Take that, do a little subtraction that I’m not going to bore you with, and you come up with Xavier shooting .443/.280 from two/three in the half court and .596/.422 in transition. X’s EFG% is 43.5% in the half court and 60.9% in transition; in other words, a shot in transition is worth .35 points more than one in the half court for Xavier. To make back the gap given up on the offensive glass, the Muskies would need to find three additional shots in transition.
I know I said defensive rebounding would be the first place I’d look, but we’re already 1,000 words in and I have some stuff I still need to add back in above here, so I’m going to call it. The long and short of it is that Xavier is a bad defensive rebounding team already and that they could sacrifice more on that weakness to leverage a relative strength.
Should they do that? Like most things in a heavily interconnected system like basketball, it depends on what tradeoffs they’re willing to make and whatever secondary consequences migth develop. Would Xavier’s 31st-ranked two-point defense suffer? Would their 215th-ranked TO defense take a step forward? How would this affect the offense in the half court?
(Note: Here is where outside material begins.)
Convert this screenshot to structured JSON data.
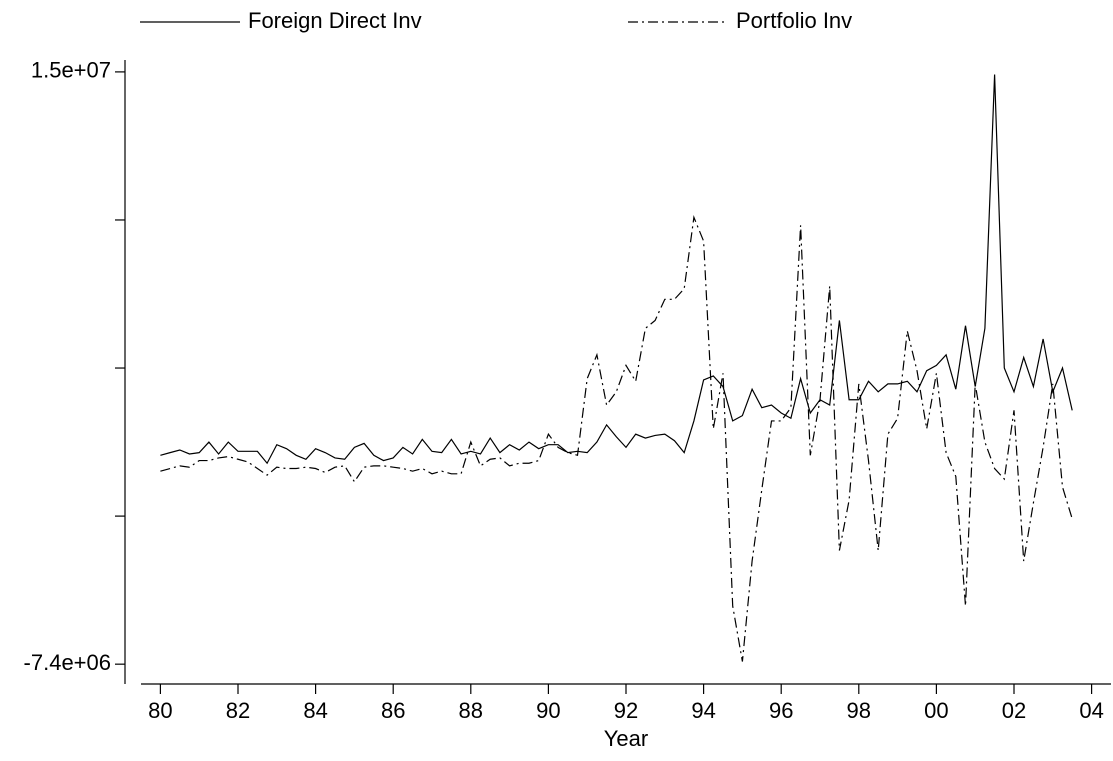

I don’t have the answers to those. What I do have is a ton of math that says Xavier could go to a small lineup and leverage increased tempo to make up for a relatively small decrease in efficiency on the defensive glass. UConn is a top-10 offensive rebounding team; maybe Xavier shouldn’t try it next time out. On the other hand, their defensive efficiency in the half court is leagues better than it is in transition, so maybe we’ll see more lineups pushing Dailyn Swain or Des Claude to the four than usual on Wednesday. Either way, I think going small is a valuable tool that Xavier can use in situations where they can get out and run.